BTW, the word 'gospel' means 'good news'. Jesus made many references to the OT in his teaching.

I'll have to come back to this. There is a pizza with my name on it .. ..
cicerone imposter
 
  1  
Reply Sun 3 Aug, 2014 04:43 pm
@neologist,
The command to kill your own children because they misbehaved or didn't show respect to their parents couldn't be called "good news" by any stretch of anyone's imagination. It's the parent's duty to teach their children right from wrong; not to kill them because god commanded it.
Cyracuz
 
  1  
Reply Sun 3 Aug, 2014 04:52 pm
@neologist,
Quote:
Many of the catalogues were established long before the Council of Nicea.


But was there widespread agreement? I seem to recall that there was not. There were many sects, each holding to their version. That's why the council was held in the first place, so that all the religious authorities of the many christian sects could meet and negotiate a common basis for their faith.

Quote:
Jesus made many references to the OT in his teaching.


No he did not. He made references to the Hebrew Bible. It's what the OT is based on. But that wasn't Christianity. It was Judaism.
neologist
 
  1  
Reply Sun 3 Aug, 2014 05:50 pm
@Romeo Fabulini,
Romeo Fabulini wrote:
Little did he know that I'm in my 60's and am a longtime Bible tract-writer for Christian Waymarkers UK , and am an Internet Evangelist and charity worker with a huge following of adoring fans.
I didn't know you were famous, Romeo. By contrast, I am not. I am but the smallest straw in the broom that has come to sweep away your God defaming 'theology'.
0 Replies
 
Cyracuz
 
  1  
Reply Sun 3 Aug, 2014 06:16 pm
@cicerone imposter,
With a little interpretation we might make something of it.
If we think of Adam not as the first human being, but as the first living thing. A single celled organism which then multiplied, just as God commanded.

And through multiplying and multiplying there were many.
And if some of the newer generations misbehaved (non-viable mutations unfit to survive) they died, as commanded by God.

Also, consider the idea that God made man in his image.
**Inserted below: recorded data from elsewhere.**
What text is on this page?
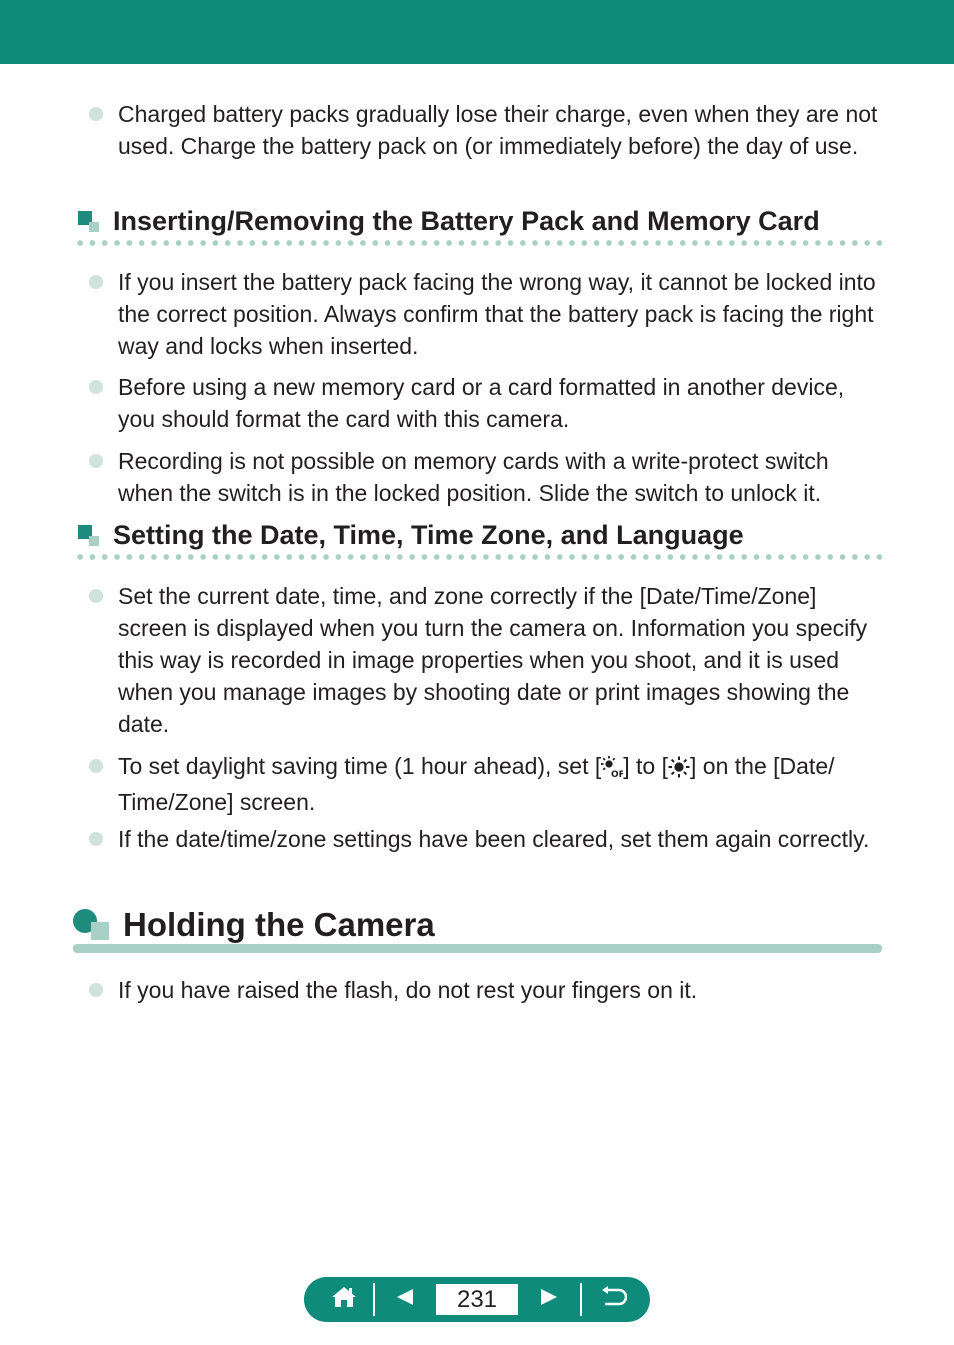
Charged battery packs gradually lose their charge, even when they are not used. Charge the battery pack on (or immediately before) the day of use.
Inserting/Removing the Battery Pack and Memory Card
If you insert the battery pack facing the wrong way, it cannot be locked into the correct position. Always confirm that the battery pack is facing the right way and locks when inserted.
Before using a new memory card or a card formatted in another device, you should format the card with this camera.
Recording is not possible on memory cards with a write-protect switch when the switch is in the locked position. Slide the switch to unlock it.
Setting the Date, Time, Time Zone, and Language
Set the current date, time, and zone correctly if the [Date/Time/Zone] screen is displayed when you turn the camera on. Information you specify this way is recorded in image properties when you shoot, and it is used when you manage images by shooting date or print images showing the date.
To set daylight saving time (1 hour ahead), set [ OF
] to [ ] on the [Date/ Time/Zone] screen.
If the date/time/zone settings have been cleared, set them again correctly.
Holding the Camera
If you have raised the flash, do not rest your fingers on it.
231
Not the image of a man, but of a creative force. If we think of God as the thing that causes life to happen, some primal force embedded in the very fabric of everything, it isn't nearly so horrible.

But this is speculation. We could make similar speculations about Eru Illuvatar, the creator in the Lord of the Rings universe, and by the power of our creative minds it would all seem sensible and "true". The deciding factor being, of course, our creative minds.
neologist
 
  1  
Reply Sun 3 Aug, 2014 06:20 pm
@Cyracuz,
The Muratorian Fragment dates to about 170 CE.
Might be spelled wrong. This is a tablet.
There are about a dozen or so early catalouges, essentially in agreement making up the Christian Canon. Whatever it was that Constantine had in mind at Nicea, it had more to do with politics than with truth.

Please explain what you consider to be the difference between the 'OT' and the Jewish Bible.